El C-5 abrió fuego; primero con el cañón y luego con una ametralladora de menor calibre. Pero la niebla provocó que ninguno diera en el blanco. En ese punto se esfumó la ventaja y llegó la venganza de los navíos franquistas. Estos respondieron a los disparos y, apoyándose en la falta de visibilidad, se lanzaron de bruces contra el sumergible para acorralarle. Para colmo de males (en efecto, la situación siempre puede empeorar) el cañón de 76 mm se encasquilló y se unieron a la persecución de los republicanos otros tantos bajeles. En total, como especificaba el informe del bando Nacional, seis «bous», el destructor «Velasco» y el hidroavión S-19, encargado de soltarles plomo desde los cielos.
El combate, ahora persecución, se extendió durante diez horas, hasta la una y media de la tarde. Durante ese extenso lapso de tiempo Porto se derrumbó y, a sabiendas de que era comerse el orgullo o una bala franquista, le ofreció el mando de vuelta. «Lo más triste en estos casos –si lo puedes contar– son los errores que se cometen por el mal entendimiento entre el poder político y el militar. Al final ocurre que el comité político, profano en el oficio, se ve obligado a recurrir al comandante y suplicar que se haga cargo de la situación. Esta odisea representó una humillación para el presidente del comité, el Sr. Porto, que casi nos cuesta la vida y la pérdida de un submarino», completó el marino en sus memorias.
Amarga agonía
Pasó lo que se esperaba: Lara ordenó inmersión a pesar de no tener las baterías cargadas. «El submarino entró en un picado profundo como no lo habíamos conocido nunca. Bajo nuestros pies, el suelo tomó una inclinación escalofriante, de modo que cada uno se agarró lo mejor que pudo para no caer. Alcanzamos los cincuenta metros de profundidad en pocos segundos», explica Cayuelas. El comandante ordenó silencio para intentar escapar del enemigo. Incluso Porto, recogido en su camastro con las manos tapándose el rostro, enmudeció. Pero era tarde para escapar al destino y las cargas de profundidad del «Velasco» impactaron de lleno en el C-5.

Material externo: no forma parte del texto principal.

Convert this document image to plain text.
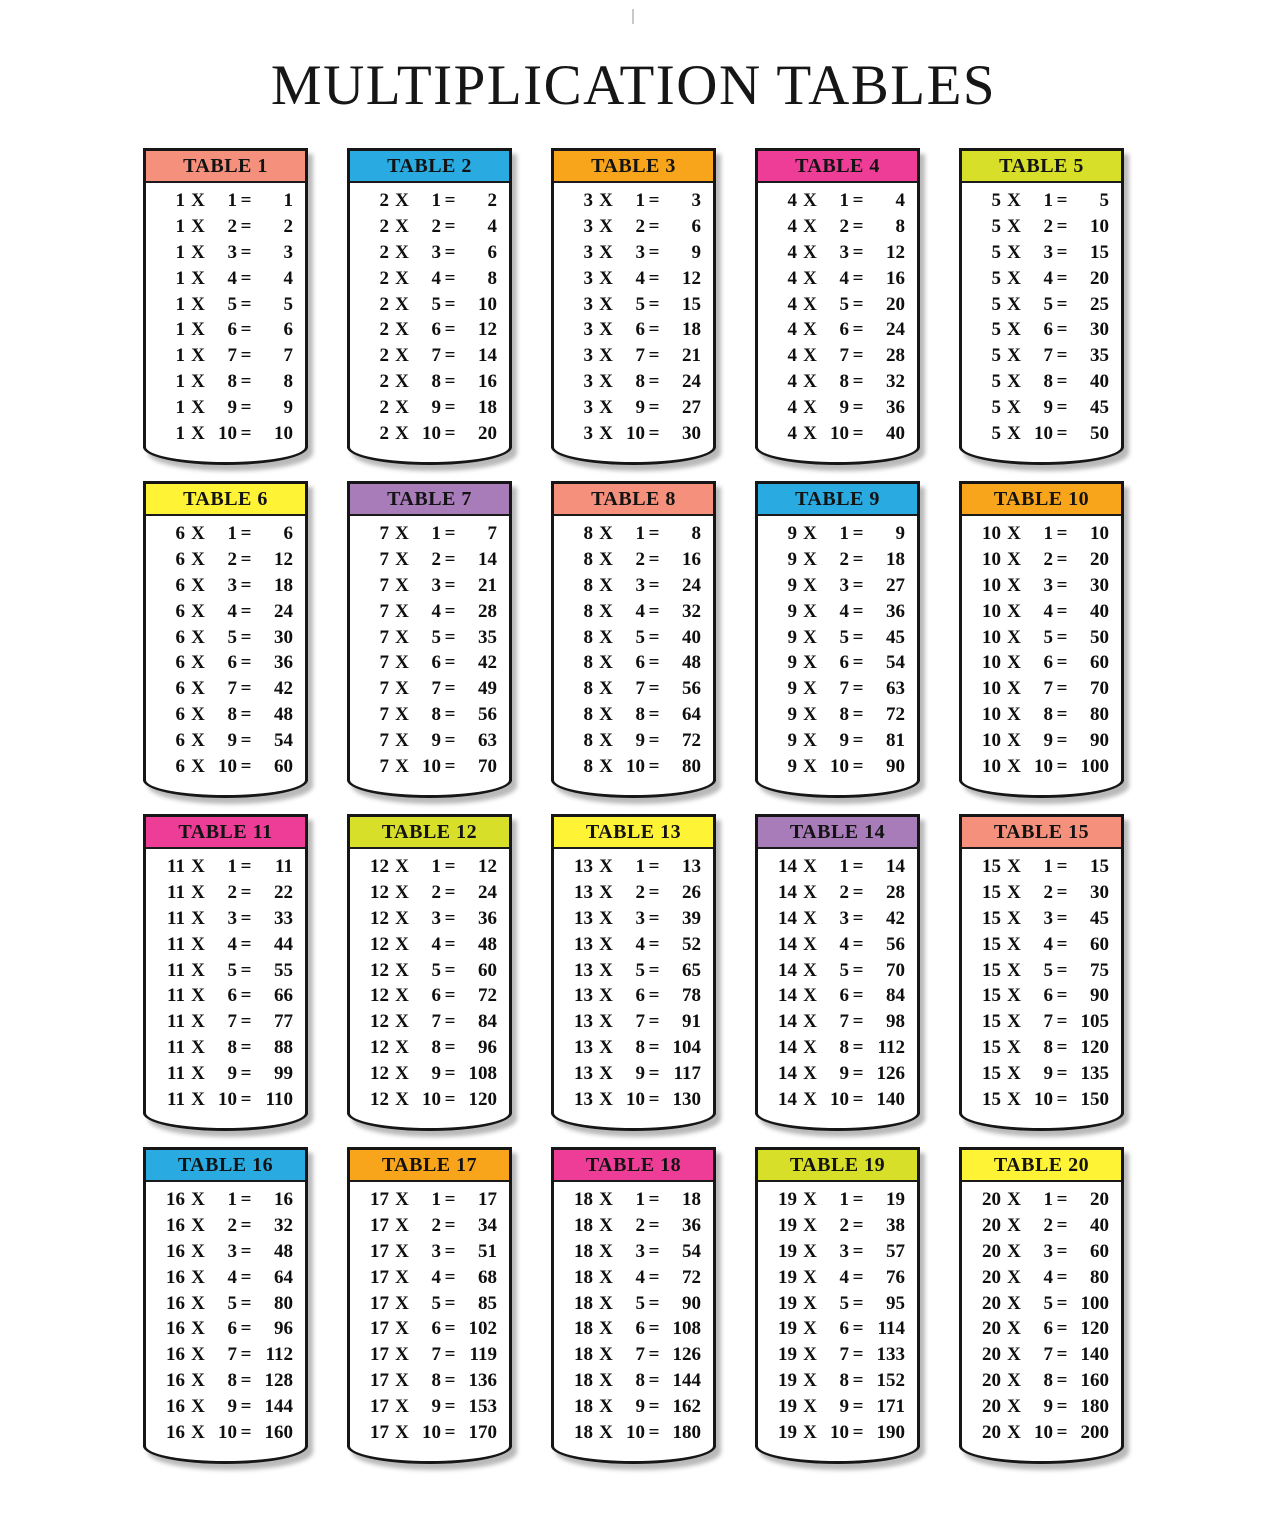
MULTIPLICATION TABLES
TABLE 1
1 X	1 =	1
1 X	2 =	2
1 X	3 =	3
1 X	4 =	4
1 X	5 =	5
1 X	6 =	6
1 X	7 =	7
1 X	8 =	8
1 X	9 =	9
1 X 10 =	10
TABLE 2
2 X	1 =	2
2 X	2 =	4
2 X	3 =	6
2 X	4 =	8
2 X	5 =	10
2 X	6 =	12
2 X	7 =	14
2 X	8 =	16
2 X	9 =	18
2 X 10 =	20
TABLE 3
3 X	1 =	3
3 X	2 =	6
3 X	3 =	9
3 X	4 =	12
3 X	5 =	15
3 X	6 =	18
3 X	7 =	21
3 X	8 =	24
3 X	9 =	27
3 X 10 =	30
TABLE 4
4 X	1 =	4
4 X	2 =	8
4 X	3 =	12
4 X	4 =	16
4 X	5 =	20
4 X	6 =	24
4 X	7 =	28
4 X	8 =	32
4 X	9 =	36
4 X 10 =	40
TABLE 5
5 X	1 =	5
5 X	2 =	10
5 X	3 =	15
5 X	4 =	20
5 X	5 =	25
5 X	6 =	30
5 X	7 =	35
5 X	8 =	40
5 X	9 =	45
5 X 10 =	50
TABLE 6
6 X	1 =	6
6 X	2 =	12
6 X	3 =	18
6 X	4 =	24
6 X	5 =	30
6 X	6 =	36
6 X	7 =	42
6 X	8 =	48
6 X	9 =	54
6 X 10 =	60
TABLE 7
7 X	1 =	7
7 X	2 =	14
7 X	3 =	21
7 X	4 =	28
7 X	5 =	35
7 X	6 =	42
7 X	7 =	49
7 X	8 =	56
7 X	9 =	63
7 X 10 =	70
TABLE 8
8 X	1 =	8
8 X	2 =	16
8 X	3 =	24
8 X	4 =	32
8 X	5 =	40
8 X	6 =	48
8 X	7 =	56
8 X	8 =	64
8 X	9 =	72
8 X 10 =	80
TABLE 9
9 X	1 =	9
9 X	2 =	18
9 X	3 =	27
9 X	4 =	36
9 X	5 =	45
9 X	6 =	54
9 X	7 =	63
9 X	8 =	72
9 X	9 =	81
9 X 10 =	90
TABLE 10
10 X	1 =	10
10 X	2 =	20
10 X	3 =	30
10 X	4 =	40
10 X	5 =	50
10 X	6 =	60
10 X	7 =	70
10 X	8 =	80
10 X	9 =	90
10 X 10 = 100
TABLE 11
11 X	1 =	11
11 X	2 =	22
11 X	3 =	33
11 X	4 =	44
11 X	5 =	55
11 X	6 =	66
11 X	7 =	77
11 X	8 =	88
11 X	9 =	99
11 X 10 = 110
TABLE 12
12 X	1 =	12
12 X	2 =	24
12 X	3 =	36
12 X	4 =	48
12 X	5 =	60
12 X	6 =	72
12 X	7 =	84
12 X	8 =	96
12 X	9 = 108
12 X 10 = 120
TABLE 13
13 X	1 =	13
13 X	2 =	26
13 X	3 =	39
13 X	4 =	52
13 X	5 =	65
13 X	6 =	78
13 X	7 =	91
13 X	8 = 104
13 X	9 = 117
13 X 10 = 130
TABLE 14
14 X	1 =	14
14 X	2 =	28
14 X	3 =	42
14 X	4 =	56
14 X	5 =	70
14 X	6 =	84
14 X	7 =	98
14 X	8 = 112
14 X	9 = 126
14 X 10 = 140
TABLE 15
15 X	1 =	15
15 X	2 =	30
15 X	3 =	45
15 X	4 =	60
15 X	5 =	75
15 X	6 =	90
15 X	7 = 105
15 X	8 = 120
15 X	9 = 135
15 X 10 = 150
TABLE 16
16 X	1 =	16
16 X	2 =	32
16 X	3 =	48
16 X	4 =	64
16 X	5 =	80
16 X	6 =	96
16 X	7 = 112
16 X	8 = 128
16 X	9 = 144
16 X 10 = 160
TABLE 17
17 X	1 =	17
17 X	2 =	34
17 X	3 =	51
17 X	4 =	68
17 X	5 =	85
17 X	6 = 102
17 X	7 = 119
17 X	8 = 136
17 X	9 = 153
17 X 10 = 170
TABLE 18
18 X	1 =	18
18 X	2 =	36
18 X	3 =	54
18 X	4 =	72
18 X	5 =	90
18 X	6 = 108
18 X	7 = 126
18 X	8 = 144
18 X	9 = 162
18 X 10 = 180
TABLE 19
19 X	1 =	19
19 X	2 =	38
19 X	3 =	57
19 X	4 =	76
19 X	5 =	95
19 X	6 = 114
19 X	7 = 133
19 X	8 = 152
19 X	9 = 171
19 X 10 = 190
TABLE 20
20 X	1 =	20
20 X	2 =	40
20 X	3 =	60
20 X	4 =	80
20 X	5 = 100
20 X	6 = 120
20 X	7 = 140
20 X	8 = 160
20 X	9 = 180
20 X 10 = 200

«La primera no explosionó muy cerca de nosotros, pero hizo temblar violentamente todo el buque. Perdimos alguna estabilidad y el comandante ordenó aligerar los lastres. Aquello no era lo más recomendable en tales circunstancias, pero se imponía corregir el descenso. Medio minuto después explotaba la segunda carga y la orden inmediata fue soplar los lastres con más contundencia. En eso estábamos cuando llegó la tercera sacudida con la potencia brutal de un terremoto. Hombres y objetos rodamos por el suelo en medio de una gran confusión en la mayor oscuridad. La carga nos había dejado sin fluido eléctrico, así que carecíamos de luz y de propulsión. Notamos que el buque empezaba a caer lentamente. Aquella vez, todos pensamos que había llegado el final. En concreto, yo me resigné a morir. Solo aspiraba a que no me doliese demasiado».

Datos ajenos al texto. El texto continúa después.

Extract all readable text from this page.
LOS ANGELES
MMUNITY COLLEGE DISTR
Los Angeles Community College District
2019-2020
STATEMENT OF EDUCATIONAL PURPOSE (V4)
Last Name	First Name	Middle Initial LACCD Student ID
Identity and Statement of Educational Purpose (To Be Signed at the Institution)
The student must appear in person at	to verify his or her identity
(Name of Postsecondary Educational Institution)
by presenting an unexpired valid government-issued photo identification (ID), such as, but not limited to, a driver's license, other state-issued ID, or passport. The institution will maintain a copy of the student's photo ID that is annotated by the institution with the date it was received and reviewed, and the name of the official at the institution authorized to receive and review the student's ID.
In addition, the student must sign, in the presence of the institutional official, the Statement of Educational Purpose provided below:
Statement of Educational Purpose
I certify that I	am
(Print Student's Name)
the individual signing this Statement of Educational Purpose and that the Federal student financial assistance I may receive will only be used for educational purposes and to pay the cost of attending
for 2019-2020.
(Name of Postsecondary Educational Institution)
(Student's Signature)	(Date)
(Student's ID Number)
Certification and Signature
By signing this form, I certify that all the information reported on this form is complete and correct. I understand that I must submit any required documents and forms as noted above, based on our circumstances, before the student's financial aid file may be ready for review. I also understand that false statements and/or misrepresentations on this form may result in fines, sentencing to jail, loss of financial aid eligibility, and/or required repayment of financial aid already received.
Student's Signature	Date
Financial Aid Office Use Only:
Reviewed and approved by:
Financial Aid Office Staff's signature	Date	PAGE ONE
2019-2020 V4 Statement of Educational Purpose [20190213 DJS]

En mitad de aquella locura, la única obsesión de Lara era que la caída se detuviera antes de los 80 metros, la profundidad límite de los submarinos de la clase C para no estallar cual huevo al ser apretado por un puño firme. Miró el manómetro, y este le confirmó que seguían bajando y bajando. Poco antes de que la aguja se detuviera estalló la cúpula de cristal del aparato debido a la presión. Un golpe seco contra el fondo les desveló lo que esperaban. «¡Hemos tocado fondo a 85 metros de profundidad!», gritó el comandante. Fue cuando todos esperaban la muerte. Unos segundos de respiración después, el mandamás reaccionó y puso a todos a trabajar.

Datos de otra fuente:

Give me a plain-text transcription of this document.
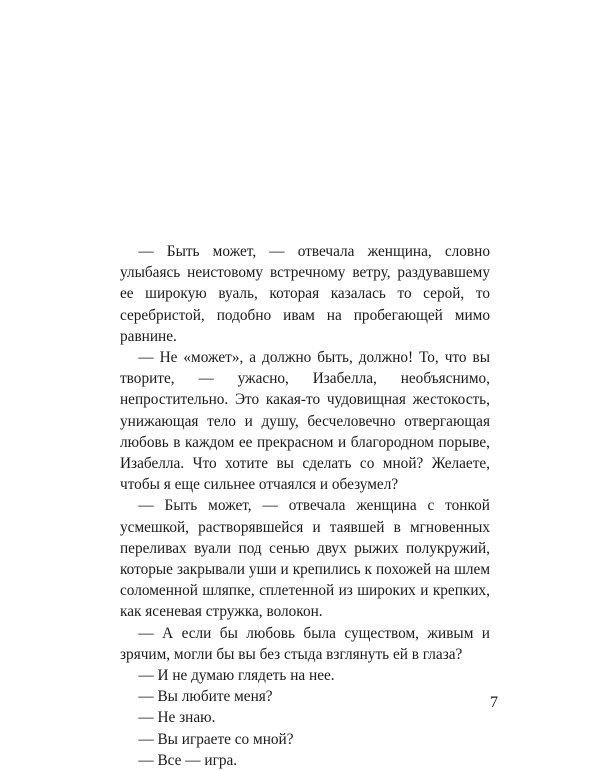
— Быть может, — отвечала женщина, словно улыбаясь неистовому встречному ветру, раздувавшему ее широкую вуаль, которая казалась то серой, то серебристой, подобно ивам на пробегающей мимо равнине.

— Не «может», а должно быть, должно! То, что вы творите, — ужасно, Изабелла, необъяснимо, непростительно. Это какая-то чудовищная жестокость, унижающая тело и душу, бесчеловечно отвергающая любовь в каждом ее прекрасном и благородном порыве, Изабелла. Что хотите вы сделать со мной? Желаете, чтобы я еще сильнее отчаялся и обезумел?

— Быть может, — отвечала женщина с тонкой усмешкой, растворявшейся и таявшей в мгновенных переливах вуали под сенью двух рыжих полукружий, которые закрывали уши и крепились к похожей на шлем соломенной шляпке, сплетенной из широких и крепких, как ясеневая стружка, волокон.

— А если бы любовь была существом, живым и зрячим, могли бы вы без стыда взглянуть ей в глаза?

— И не думаю глядеть на нее.

— Вы любите меня?

— Не знаю.

— Вы играете со мной?

— Все — игра.

7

«A la luz de las linternas y con paso torpe por lo escorado del buque, cada uno se movió en su destino cumpliendo órdenes. Una vez que se restableció el alumbrado, pudieron apreciarse las averías que el impacto con el fondo había producido en los compresores. No funcionaban las bombas de nivelación ni las de achique. En la cámara de acumuladores n.° 2, cuyos elementos se encontraban sobre los lastres principales 3 y 4, se habían inundado las cuñas. Cabía la posibilidad de que el golpe contra el fondo hubiera abierto una vía de agua. Era necesario y urgente averiguar si el agua de las cuñas se debía a ello o si era consecuencia de la inclinación en la que nos encontrábamos. Pero lo más urgente de todo era, por el momento, evitar la entrada de agua salada en las baterías, con la consiguiente formación de cloro».
Lara no titubeó: aquellos con órdenes podían andar por el submarino a sus anchas, el resto, los que no tuvieran nada que hacer, debían acostarse en los camastros para no gastar más oxígeno del debido. Cualquier comunicación debía hacerse, además, por señas o por escrito. Se formaron dos equipos. El primero, encargado de achicar agua de las cuñas (necesarias para emerger) y transportarla, en cubos y mediante una cadena humana, hasta la proa. El segundo, formado por los técnicos, con órdenes de devolver a la vida los motores y el sistema eléctrico. Todo ello, mientras las hélices enemigas resonaban desde la superficie y muchos hombres padecían ataques depresivos por saber que podían morir ahogados.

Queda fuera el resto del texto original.